Carstairs looked at him closely for some time. "He's handsome too. Not very much like Charlie, and yet—the face seems familiar. I seem somehow to have met that man, sort of family resemblance to Charlie, I suppose. You cannot say that any individual feature is like, and yet—you know. Was he musical?"
"Oh very. He had a music degree, at Oxford, you know."
"Had he really? A sort of brilliant, all round man, like Charlie."
Suddenly the little gong sounded outside in the hall, and Mrs Darwen stood up. "There's dinner. Let's go in," she moved out, and they followed.
Darwen sat down opposite Carstairs, he caught hold of his chin with both hands. "Old Carstairs gave me such a whack on the jaw that I'm afraid he's jammed the hinges, mater. I hope you've got something nice and not tough. How's the new maid? Hullo!"
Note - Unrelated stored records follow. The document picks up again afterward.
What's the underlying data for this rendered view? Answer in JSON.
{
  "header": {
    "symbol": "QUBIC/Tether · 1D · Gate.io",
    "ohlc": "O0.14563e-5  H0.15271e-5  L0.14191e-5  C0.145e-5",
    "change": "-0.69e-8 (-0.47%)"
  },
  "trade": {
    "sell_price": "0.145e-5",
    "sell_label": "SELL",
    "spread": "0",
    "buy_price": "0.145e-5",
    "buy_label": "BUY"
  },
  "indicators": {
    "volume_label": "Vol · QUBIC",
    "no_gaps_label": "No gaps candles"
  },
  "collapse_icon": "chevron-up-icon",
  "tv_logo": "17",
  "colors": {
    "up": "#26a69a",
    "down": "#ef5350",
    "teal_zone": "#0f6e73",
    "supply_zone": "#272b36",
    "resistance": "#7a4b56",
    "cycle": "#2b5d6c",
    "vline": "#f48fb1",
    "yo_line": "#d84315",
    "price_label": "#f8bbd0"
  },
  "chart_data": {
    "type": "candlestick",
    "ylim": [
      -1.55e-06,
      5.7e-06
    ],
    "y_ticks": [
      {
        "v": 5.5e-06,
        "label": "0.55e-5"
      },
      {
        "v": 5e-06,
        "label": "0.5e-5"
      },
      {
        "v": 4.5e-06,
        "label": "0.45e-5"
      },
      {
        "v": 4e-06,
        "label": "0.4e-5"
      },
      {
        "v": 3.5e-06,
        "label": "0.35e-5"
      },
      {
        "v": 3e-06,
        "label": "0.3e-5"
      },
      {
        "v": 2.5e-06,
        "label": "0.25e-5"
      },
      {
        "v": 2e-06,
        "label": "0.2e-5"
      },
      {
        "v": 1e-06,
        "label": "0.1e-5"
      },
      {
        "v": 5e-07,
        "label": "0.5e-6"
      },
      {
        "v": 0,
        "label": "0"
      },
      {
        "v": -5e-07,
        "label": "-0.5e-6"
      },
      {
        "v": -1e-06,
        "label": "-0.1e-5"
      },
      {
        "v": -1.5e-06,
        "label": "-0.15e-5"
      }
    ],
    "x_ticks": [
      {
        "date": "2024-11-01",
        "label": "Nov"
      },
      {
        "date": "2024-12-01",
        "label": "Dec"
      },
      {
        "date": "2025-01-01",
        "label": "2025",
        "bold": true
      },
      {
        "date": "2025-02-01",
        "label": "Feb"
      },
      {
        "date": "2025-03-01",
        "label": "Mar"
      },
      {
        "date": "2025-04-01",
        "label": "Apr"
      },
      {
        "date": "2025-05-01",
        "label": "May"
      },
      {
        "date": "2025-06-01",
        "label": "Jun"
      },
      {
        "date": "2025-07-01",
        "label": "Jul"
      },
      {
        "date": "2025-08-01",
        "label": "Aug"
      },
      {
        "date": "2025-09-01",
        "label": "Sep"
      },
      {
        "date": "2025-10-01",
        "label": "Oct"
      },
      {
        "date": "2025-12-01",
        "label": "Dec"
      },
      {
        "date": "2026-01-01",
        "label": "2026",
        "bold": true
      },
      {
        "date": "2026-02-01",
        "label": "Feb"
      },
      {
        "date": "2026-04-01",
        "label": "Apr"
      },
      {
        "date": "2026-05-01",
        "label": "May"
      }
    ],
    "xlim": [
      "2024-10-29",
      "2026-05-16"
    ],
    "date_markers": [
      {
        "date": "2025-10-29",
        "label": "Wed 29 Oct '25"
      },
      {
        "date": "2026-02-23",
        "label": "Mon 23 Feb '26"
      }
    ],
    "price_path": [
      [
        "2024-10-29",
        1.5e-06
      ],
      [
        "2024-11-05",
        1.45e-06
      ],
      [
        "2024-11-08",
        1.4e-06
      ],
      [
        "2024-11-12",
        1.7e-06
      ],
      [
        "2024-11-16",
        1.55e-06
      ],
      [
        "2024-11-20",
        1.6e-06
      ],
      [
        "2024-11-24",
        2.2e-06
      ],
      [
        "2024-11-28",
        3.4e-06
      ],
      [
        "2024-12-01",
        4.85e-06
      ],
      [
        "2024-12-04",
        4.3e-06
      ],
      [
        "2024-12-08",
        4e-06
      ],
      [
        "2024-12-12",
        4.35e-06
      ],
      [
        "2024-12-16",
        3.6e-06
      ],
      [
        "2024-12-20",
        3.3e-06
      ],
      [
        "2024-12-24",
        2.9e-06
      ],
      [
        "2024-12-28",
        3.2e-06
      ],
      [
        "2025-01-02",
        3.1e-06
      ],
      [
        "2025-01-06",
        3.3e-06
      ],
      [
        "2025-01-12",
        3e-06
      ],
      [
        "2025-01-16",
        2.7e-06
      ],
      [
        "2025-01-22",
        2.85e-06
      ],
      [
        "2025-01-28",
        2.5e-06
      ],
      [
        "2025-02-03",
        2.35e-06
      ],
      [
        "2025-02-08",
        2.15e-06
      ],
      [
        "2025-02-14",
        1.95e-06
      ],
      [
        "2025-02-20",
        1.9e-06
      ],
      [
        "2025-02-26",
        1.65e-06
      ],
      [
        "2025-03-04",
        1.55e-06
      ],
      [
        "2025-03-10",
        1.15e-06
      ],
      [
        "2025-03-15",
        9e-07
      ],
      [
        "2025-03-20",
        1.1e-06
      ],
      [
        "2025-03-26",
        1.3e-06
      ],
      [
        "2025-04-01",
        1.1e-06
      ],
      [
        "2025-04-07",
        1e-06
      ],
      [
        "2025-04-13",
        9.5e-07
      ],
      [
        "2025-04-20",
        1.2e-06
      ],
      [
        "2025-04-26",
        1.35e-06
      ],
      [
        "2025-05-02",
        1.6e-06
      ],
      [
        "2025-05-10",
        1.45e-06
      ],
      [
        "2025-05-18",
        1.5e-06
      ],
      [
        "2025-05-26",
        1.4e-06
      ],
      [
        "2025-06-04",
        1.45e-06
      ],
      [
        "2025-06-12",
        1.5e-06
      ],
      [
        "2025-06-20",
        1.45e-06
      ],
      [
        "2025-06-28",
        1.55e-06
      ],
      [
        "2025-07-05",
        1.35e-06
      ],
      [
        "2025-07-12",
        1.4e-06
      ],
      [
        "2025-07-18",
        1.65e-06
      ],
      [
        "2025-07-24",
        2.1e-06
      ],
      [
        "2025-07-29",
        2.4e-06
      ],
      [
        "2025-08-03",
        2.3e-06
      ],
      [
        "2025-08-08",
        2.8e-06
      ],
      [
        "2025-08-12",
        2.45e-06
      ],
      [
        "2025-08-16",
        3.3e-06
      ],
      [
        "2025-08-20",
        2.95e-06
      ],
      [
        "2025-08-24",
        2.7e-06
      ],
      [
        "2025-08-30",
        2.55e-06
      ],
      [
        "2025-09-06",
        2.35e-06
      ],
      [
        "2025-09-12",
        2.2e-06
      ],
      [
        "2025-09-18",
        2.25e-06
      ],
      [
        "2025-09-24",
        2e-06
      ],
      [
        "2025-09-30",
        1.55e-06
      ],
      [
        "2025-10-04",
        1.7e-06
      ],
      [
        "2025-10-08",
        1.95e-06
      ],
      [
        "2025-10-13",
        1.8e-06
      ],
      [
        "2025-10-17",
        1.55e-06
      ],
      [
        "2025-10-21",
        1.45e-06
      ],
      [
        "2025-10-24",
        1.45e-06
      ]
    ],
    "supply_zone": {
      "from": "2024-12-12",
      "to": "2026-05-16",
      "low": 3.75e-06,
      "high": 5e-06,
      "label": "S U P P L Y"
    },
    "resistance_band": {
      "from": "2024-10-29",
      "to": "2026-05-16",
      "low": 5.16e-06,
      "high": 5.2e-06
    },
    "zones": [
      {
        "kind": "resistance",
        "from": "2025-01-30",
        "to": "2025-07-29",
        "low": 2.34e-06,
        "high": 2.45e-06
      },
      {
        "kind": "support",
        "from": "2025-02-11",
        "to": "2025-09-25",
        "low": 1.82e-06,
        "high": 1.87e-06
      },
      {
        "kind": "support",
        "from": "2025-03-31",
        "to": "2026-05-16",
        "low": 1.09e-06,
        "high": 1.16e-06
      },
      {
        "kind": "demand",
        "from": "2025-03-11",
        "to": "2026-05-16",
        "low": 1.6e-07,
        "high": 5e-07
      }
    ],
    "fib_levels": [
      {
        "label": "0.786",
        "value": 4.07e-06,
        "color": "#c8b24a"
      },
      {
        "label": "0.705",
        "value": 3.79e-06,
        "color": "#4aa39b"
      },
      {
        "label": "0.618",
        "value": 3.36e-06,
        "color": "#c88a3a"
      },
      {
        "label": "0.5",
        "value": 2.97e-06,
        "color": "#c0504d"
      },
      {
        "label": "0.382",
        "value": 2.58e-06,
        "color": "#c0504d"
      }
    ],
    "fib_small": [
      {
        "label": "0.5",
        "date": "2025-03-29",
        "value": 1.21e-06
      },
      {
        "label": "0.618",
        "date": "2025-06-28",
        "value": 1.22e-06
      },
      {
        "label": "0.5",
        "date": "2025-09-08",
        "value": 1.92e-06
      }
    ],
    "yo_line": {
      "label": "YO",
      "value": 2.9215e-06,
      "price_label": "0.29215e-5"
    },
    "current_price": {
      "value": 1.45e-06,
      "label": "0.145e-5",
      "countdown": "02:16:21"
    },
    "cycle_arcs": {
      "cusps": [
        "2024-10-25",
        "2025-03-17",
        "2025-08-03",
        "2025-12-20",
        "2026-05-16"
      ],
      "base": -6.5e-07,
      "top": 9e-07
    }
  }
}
Carstairs had half risen from his chair and stood staring like a man transfixed. Following the direction of his gaze, Darwen's eyes rested for the first time on his mother's new maid who was bringing in the dinner. She was tall and beautifully proportioned, every movement showed a lissome supple grace, and the features were equal to anything he had ever seen carved in marble; the jet black hair and deep brown eyes gave him the clue. This was Carstairs' gipsy maid.
Her face was the colour of a boiled beet as she bent down and placed a dish in front of Mrs Darwen.
Carstairs watched her for a minute with a sort of amazed frown. Her colour faded to the normal again, and as she raised her head she looked into his eyes for a second without a vestige of recognition.
Darwen observed them both, his eyes were supernaturally bright.
Carstairs subsided into his chair and bent over his soup.